Review: Sustainable Clinical Development of CAR-T Cells - Switching From Viral Transduction Towards CRISPR-Cas Gene Editing
- PMID: 35784280
- PMCID: PMC9248912
- DOI: 10.3389/fimmu.2022.865424
Review: Sustainable Clinical Development of CAR-T Cells - Switching From Viral Transduction Towards CRISPR-Cas Gene Editing
Abstract
T cells modified for expression of Chimeric Antigen Receptors (CARs) were the first gene-modified cell products approved for use in cancer immunotherapy. CAR-T cells engineered with gammaretroviral or lentiviral vectors (RVs/LVs) targeting B-cell lymphomas and leukemias have shown excellent clinical efficacy and no malignant transformation due to insertional mutagenesis to date. Large-scale production of RVs/LVs under good-manufacturing practices for CAR-T cell manufacturing has soared in recent years. However, manufacturing of RVs/LVs remains complex and costly, representing a logistical bottleneck for CAR-T cell production. Emerging gene-editing technologies are fostering a new paradigm in synthetic biology for the engineering and production of CAR-T cells. Firstly, the generation of the modular reagents utilized for gene editing with the CRISPR-Cas systems can be scaled-up with high precision under good manufacturing practices, are interchangeable and can be more sustainable in the long-run through the lower material costs. Secondly, gene editing exploits the precise insertion of CARs into defined genomic loci and allows combinatorial gene knock-ins and knock-outs with exciting and dynamic perspectives for T cell engineering to improve their therapeutic efficacy. Thirdly, allogeneic edited CAR-effector cells could eventually become available as "off-the-shelf" products. This review addresses important points to consider regarding the status quo, pending needs and perspectives for the forthright evolution from the viral towards gene editing developments for CAR-T cells.

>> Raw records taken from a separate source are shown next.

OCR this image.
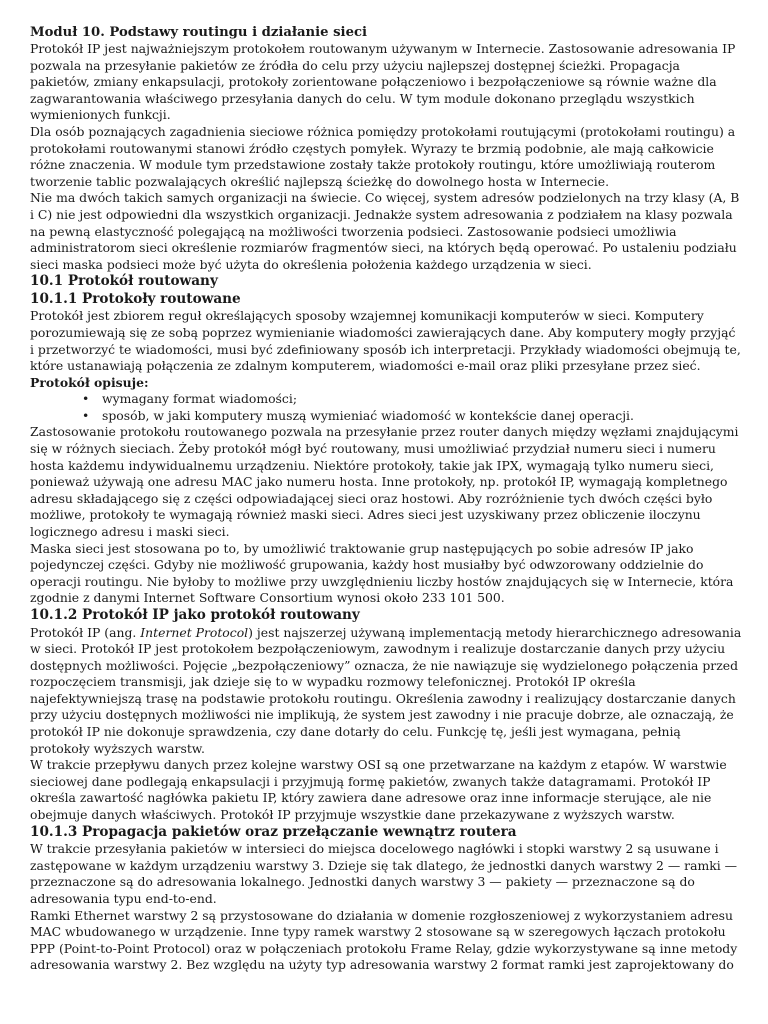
Moduł 10. Podstawy routingu i działanie sieci

Protokół IP jest najważniejszym protokołem routowanym używanym w Internecie. Zastosowanie adresowania IP pozwala na przesyłanie pakietów ze źródła do celu przy użyciu najlepszej dostępnej ścieżki. Propagacja pakietów, zmiany enkapsulacji, protokoły zorientowane połączeniowo i bezpołączeniowe są równie ważne dla zagwarantowania właściwego przesyłania danych do celu. W tym module dokonano przeglądu wszystkich wymienionych funkcji.

Dla osób poznających zagadnienia sieciowe różnica pomiędzy protokołami routującymi (protokołami routingu) a protokołami routowanymi stanowi źródło częstych pomyłek. Wyrazy te brzmią podobnie, ale mają całkowicie różne znaczenia. W module tym przedstawione zostały także protokoły routingu, które umożliwiają routerom tworzenie tablic pozwalających określić najlepszą ścieżkę do dowolnego hosta w Internecie.

Nie ma dwóch takich samych organizacji na świecie. Co więcej, system adresów podzielonych na trzy klasy (A, B i C) nie jest odpowiedni dla wszystkich organizacji. Jednakże system adresowania z podziałem na klasy pozwala na pewną elastyczność polegającą na możliwości tworzenia podsieci. Zastosowanie podsieci umożliwia administratorom sieci określenie rozmiarów fragmentów sieci, na których będą operować. Po ustaleniu podziału sieci maska podsieci może być użyta do określenia położenia każdego urządzenia w sieci.

10.1 Protokół routowany
10.1.1 Protokoły routowane

Protokół jest zbiorem reguł określających sposoby wzajemnej komunikacji komputerów w sieci. Komputery porozumiewają się ze sobą poprzez wymienianie wiadomości zawierających dane. Aby komputery mogły przyjąć i przetworzyć te wiadomości, musi być zdefiniowany sposób ich interpretacji. Przykłady wiadomości obejmują te, które ustanawiają połączenia ze zdalnym komputerem, wiadomości e-mail oraz pliki przesyłane przez sieć.

Protokół opisuje:

• wymagany format wiadomości;
• sposób, w jaki komputery muszą wymieniać wiadomość w kontekście danej operacji.

Zastosowanie protokołu routowanego pozwala na przesyłanie przez router danych między węzłami znajdującymi się w różnych sieciach. Żeby protokół mógł być routowany, musi umożliwiać przydział numeru sieci i numeru hosta każdemu indywidualnemu urządzeniu. Niektóre protokoły, takie jak IPX, wymagają tylko numeru sieci, ponieważ używają one adresu MAC jako numeru hosta. Inne protokoły, np. protokół IP, wymagają kompletnego adresu składającego się z części odpowiadającej sieci oraz hostowi. Aby rozróżnienie tych dwóch części było możliwe, protokoły te wymagają również maski sieci. Adres sieci jest uzyskiwany przez obliczenie iloczynu logicznego adresu i maski sieci.

Maska sieci jest stosowana po to, by umożliwić traktowanie grup następujących po sobie adresów IP jako pojedynczej części. Gdyby nie możliwość grupowania, każdy host musiałby być odwzorowany oddzielnie do operacji routingu. Nie byłoby to możliwe przy uwzględnieniu liczby hostów znajdujących się w Internecie, która zgodnie z danymi Internet Software Consortium wynosi około 233 101 500.

10.1.2 Protokół IP jako protokół routowany

Protokół IP (ang. Internet Protocol) jest najszerzej używaną implementacją metody hierarchicznego adresowania w sieci. Protokół IP jest protokołem bezpołączeniowym, zawodnym i realizuje dostarczanie danych przy użyciu dostępnych możliwości. Pojęcie „bezpołączeniowy” oznacza, że nie nawiązuje się wydzielonego połączenia przed rozpoczęciem transmisji, jak dzieje się to w wypadku rozmowy telefonicznej. Protokół IP określa najefektywniejszą trasę na podstawie protokołu routingu. Określenia zawodny i realizujący dostarczanie danych przy użyciu dostępnych możliwości nie implikują, że system jest zawodny i nie pracuje dobrze, ale oznaczają, że protokół IP nie dokonuje sprawdzenia, czy dane dotarły do celu. Funkcję tę, jeśli jest wymagana, pełnią protokoły wyższych warstw.

W trakcie przepływu danych przez kolejne warstwy OSI są one przetwarzane na każdym z etapów. W warstwie sieciowej dane podlegają enkapsulacji i przyjmują formę pakietów, zwanych także datagramami. Protokół IP określa zawartość nagłówka pakietu IP, który zawiera dane adresowe oraz inne informacje sterujące, ale nie obejmuje danych właściwych. Protokół IP przyjmuje wszystkie dane przekazywane z wyższych warstw.

10.1.3 Propagacja pakietów oraz przełączanie wewnątrz routera

W trakcie przesyłania pakietów w intersieci do miejsca docelowego nagłówki i stopki warstwy 2 są usuwane i zastępowane w każdym urządzeniu warstwy 3. Dzieje się tak dlatego, że jednostki danych warstwy 2 — ramki — przeznaczone są do adresowania lokalnego. Jednostki danych warstwy 3 — pakiety — przeznaczone są do adresowania typu end-to-end.

Ramki Ethernet warstwy 2 są przystosowane do działania w domenie rozgłoszeniowej z wykorzystaniem adresu MAC wbudowanego w urządzenie. Inne typy ramek warstwy 2 stosowane są w szeregowych łączach protokołu PPP (Point-to-Point Protocol) oraz w połączeniach protokołu Frame Relay, gdzie wykorzystywane są inne metody adresowania warstwy 2. Bez względu na użyty typ adresowania warstwy 2 format ramki jest zaprojektowany do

Keywords: CAR-T; CRISPR-Cas; GMP; gene editing; lentiviral; mouse models; retrovirus.
Copyright © 2022 Wagner, Koehl, Chmielewski, Scheid and Stripecke.

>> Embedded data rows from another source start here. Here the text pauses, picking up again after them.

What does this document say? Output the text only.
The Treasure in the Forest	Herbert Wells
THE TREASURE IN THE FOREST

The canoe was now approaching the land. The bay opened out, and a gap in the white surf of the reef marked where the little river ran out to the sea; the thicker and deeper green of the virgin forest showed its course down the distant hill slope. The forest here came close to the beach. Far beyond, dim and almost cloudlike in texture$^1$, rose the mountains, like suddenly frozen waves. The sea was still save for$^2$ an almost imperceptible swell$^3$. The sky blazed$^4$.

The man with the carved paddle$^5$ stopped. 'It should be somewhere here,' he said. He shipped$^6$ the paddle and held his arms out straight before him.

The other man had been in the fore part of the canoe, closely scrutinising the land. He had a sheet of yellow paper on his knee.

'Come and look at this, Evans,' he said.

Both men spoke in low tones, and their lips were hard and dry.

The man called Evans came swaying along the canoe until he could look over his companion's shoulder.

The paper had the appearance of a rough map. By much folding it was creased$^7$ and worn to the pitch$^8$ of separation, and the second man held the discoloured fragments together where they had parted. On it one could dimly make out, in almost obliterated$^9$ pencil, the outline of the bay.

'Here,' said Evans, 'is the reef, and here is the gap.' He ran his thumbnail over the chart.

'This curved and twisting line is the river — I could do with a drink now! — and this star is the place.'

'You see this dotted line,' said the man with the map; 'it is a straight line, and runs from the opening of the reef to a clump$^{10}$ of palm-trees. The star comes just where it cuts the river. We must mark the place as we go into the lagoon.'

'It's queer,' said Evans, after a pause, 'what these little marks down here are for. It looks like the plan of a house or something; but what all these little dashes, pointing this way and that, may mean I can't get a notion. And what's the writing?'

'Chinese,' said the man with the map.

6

Conflict of interest statement
RS has filed a patent application for generation of CAR-T cells targeting lytic herpes infections and is a founding shareholder and scientific consultant of BioSyngen/Zelltechs Lpt Ltd. DW has filed multiple patent applications on CRISPR-Cas gene editing and adoptive T cell therapy. CS is consultant for Bristol Myers Squibb, Janssen and Novartis regarding CAR-T cell therapy and is participating in clinical CAR-T studies from Bristol Myers Squibb, Janssen, Novartis and Miltenyi Biotec and is cooperating with Miltenyi Biotec in the production of CAR-T cells. UK states that she is a consultant in immuno-oncology for AstraZeneca, Affimed, Glycostem, GammaDelta and Zelluna, and that she has collaborations with Novartis and Miltenyi Biotec regarding the production of CAR-T cells. MC is co-inventor in granted and filed patents describing CAR-T cells with additional functions to counteract the tumor microenvironment.